Timothy Robson, ClevelandClassical.com, May 2012

RECORDING REVIEWS

American Fantasia (Gothic-49315) Recorded on the Glatter-Götz/Rosales Organ of Walt Disney Concert Hall

“What a knockout this disc is! The program assembled here is one of the most cogently and creatively conceived recital programs for any instrument I’ve encountered in quite a while.”   

“The execution of all of these pieces by Daryl Robinson is dazzling.  His technique is prodigious, his ear for appropriate registrations is acute, and he is perfectly attuned to all the highly varied stylistic requirements of this diverse program.  The resources of the iconic Glatter-Getz/Rosales Organ of the Walt Disney Concert Hall are deftly exploited to the full. and the proceedings are captured in brilliantly vivid and clear sound. … This release is a total delight; urgently and enthusiastically recommended.”        

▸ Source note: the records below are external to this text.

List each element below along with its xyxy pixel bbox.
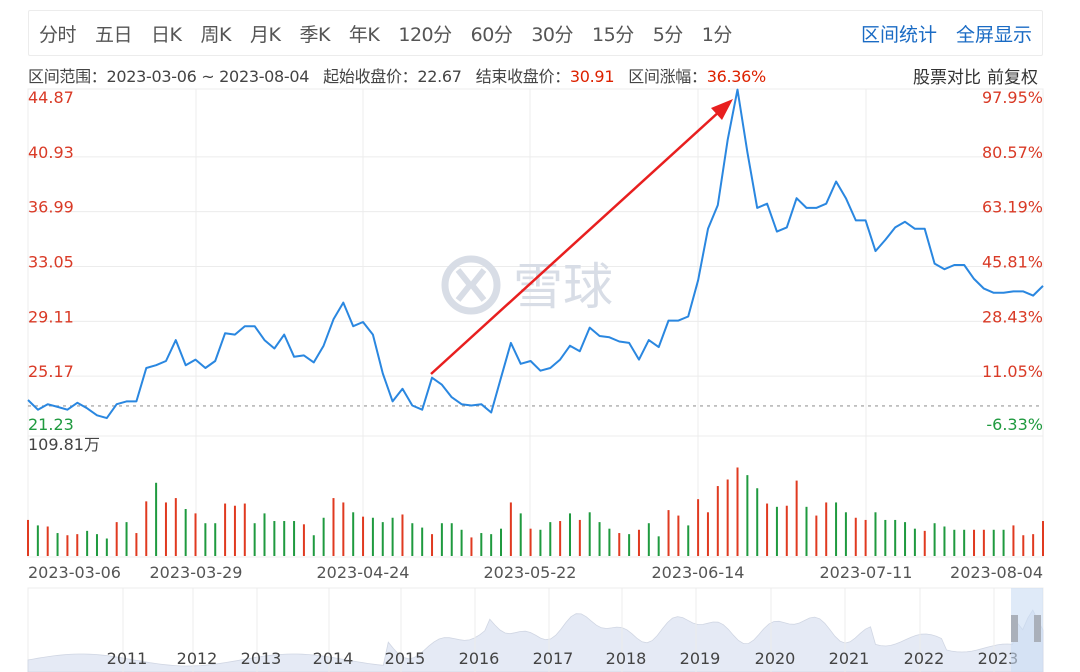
price-tick-label: 44.87 [28, 88, 74, 107]
price-adjust-button[interactable]: 前复权 [987, 67, 1038, 88]
range-value: 2023-03-06 ~ 2023-08-04 [106, 67, 310, 86]
change-label: 区间涨幅： [628, 67, 707, 86]
price-tick-label: 40.93 [28, 143, 74, 162]
year-tick-label: 2014 [313, 649, 354, 668]
year-tick-label: 2020 [755, 649, 796, 668]
year-tick-label: 2017 [533, 649, 574, 668]
start-close-value: 22.67 [417, 67, 462, 86]
period-tab[interactable]: 30分 [531, 23, 574, 46]
year-tick-label: 2022 [904, 649, 945, 668]
percent-tick-label: 28.43% [982, 307, 1043, 326]
range-info-bar: 区间范围：2023-03-06 ~ 2023-08-04 起始收盘价：22.67… [28, 63, 1038, 88]
year-tick-label: 2021 [829, 649, 870, 668]
change-value: 36.36% [706, 67, 767, 86]
end-close-value: 30.91 [569, 67, 615, 86]
annotation-arrow-icon [430, 99, 733, 375]
period-tab[interactable]: 1分 [701, 23, 733, 46]
price-tick-label: 36.99 [28, 198, 74, 217]
fullscreen-button[interactable]: 全屏显示 [955, 23, 1032, 46]
year-tick-label: 2012 [177, 649, 218, 668]
navigator-right-handle[interactable] [1034, 615, 1041, 642]
volume-bars: 109.81万 [27, 435, 1044, 556]
year-tick-label: 2018 [606, 649, 647, 668]
percent-tick-label: 11.05% [982, 362, 1043, 381]
date-tick-label: 2023-03-06 [28, 563, 121, 582]
date-tick-label: 2023-06-14 [652, 563, 745, 582]
chart-grid [27, 88, 1044, 558]
period-tab[interactable]: 年K [348, 23, 380, 46]
end-close-info: 结束收盘价：30.91 [476, 63, 615, 87]
stock-compare-button[interactable]: 股票对比 [913, 67, 981, 88]
change-info: 区间涨幅：36.36% [628, 63, 766, 87]
end-close-label: 结束收盘价： [475, 67, 571, 86]
year-tick-label: 2019 [680, 649, 721, 668]
date-tick-label: 2023-07-11 [820, 563, 913, 582]
range-navigator[interactable]: 2011 2012 2013 2014 2015 2016 2017 2018 2019 2020… [27, 587, 1044, 672]
percent-tick-label: -6.33% [986, 415, 1043, 434]
toolbar-actions: 区间统计 全屏显示 [842, 20, 1042, 47]
period-tab[interactable]: 5分 [652, 23, 684, 46]
year-tick-label: 2015 [385, 649, 426, 668]
period-tab[interactable]: 分时 [39, 23, 77, 46]
period-tab[interactable]: 日K [151, 23, 182, 46]
range-label: 区间范围： [28, 67, 107, 86]
price-line [27, 88, 1044, 420]
period-tab[interactable]: 季K [299, 23, 330, 46]
date-tick-label: 2023-04-24 [317, 563, 410, 582]
date-axis: 2023-03-06 2023-03-29 2023-04-24 2023-05-22… [28, 563, 1043, 582]
period-tab[interactable]: 周K [200, 23, 232, 46]
date-tick-label: 2023-03-29 [150, 563, 243, 582]
year-tick-label: 2016 [459, 649, 500, 668]
start-close-label: 起始收盘价： [323, 67, 418, 86]
price-tick-label: 21.23 [28, 415, 74, 434]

James A. Altena, Fanfare, May/June 2019

“Flights of fantasy abound; Daryl Robinson presents a program that is as beautifully varied and balanced as it is brilliantly performed. …Daryl Robinson, Assistant Professor an Organ Studies for the University of Houston’s Moores School of Music and organist at Houston’s Christ Church Cathedral, is clearly a virtuoso. …  “The recording has terrific presence; Daryl Robinson’s championing of this music is clearly the stuff of passion.”

Colin Clarke, Fanfare, May/June 2019

Sempre Organo (ProOrgano) Recorded 2013 on the Fisk/Rosales organ at Rice University, Houston

“Here’s a fine solo debut on disc by the young American Daryl Robinson, a double-prize winner at the 2012 American Guild of Organists’ National Young Artists Competition.  His playing is characterised by a driving muscular poetry underpinned by nimble technique and nuanced sense of style.  There’s a marvelously controlled flamboyance to Liszt’s combustible BACH Prelude and Fugue, while Cochereau’s chiaroscuro Scherzo symphonique is realised with painterly detail.  Dandrieu’s gorgeous Offertoire pour le jour de Pâques: O filii et filiae glows with filigreed finesse; Karg-Elert’s Harmonies du shoir is suitably twilit and mysterious.  Add in secure readings of Franck, Bach, Heiller, and David Ashley White, and Daryl Robinson set his stall out with winning aplomb.”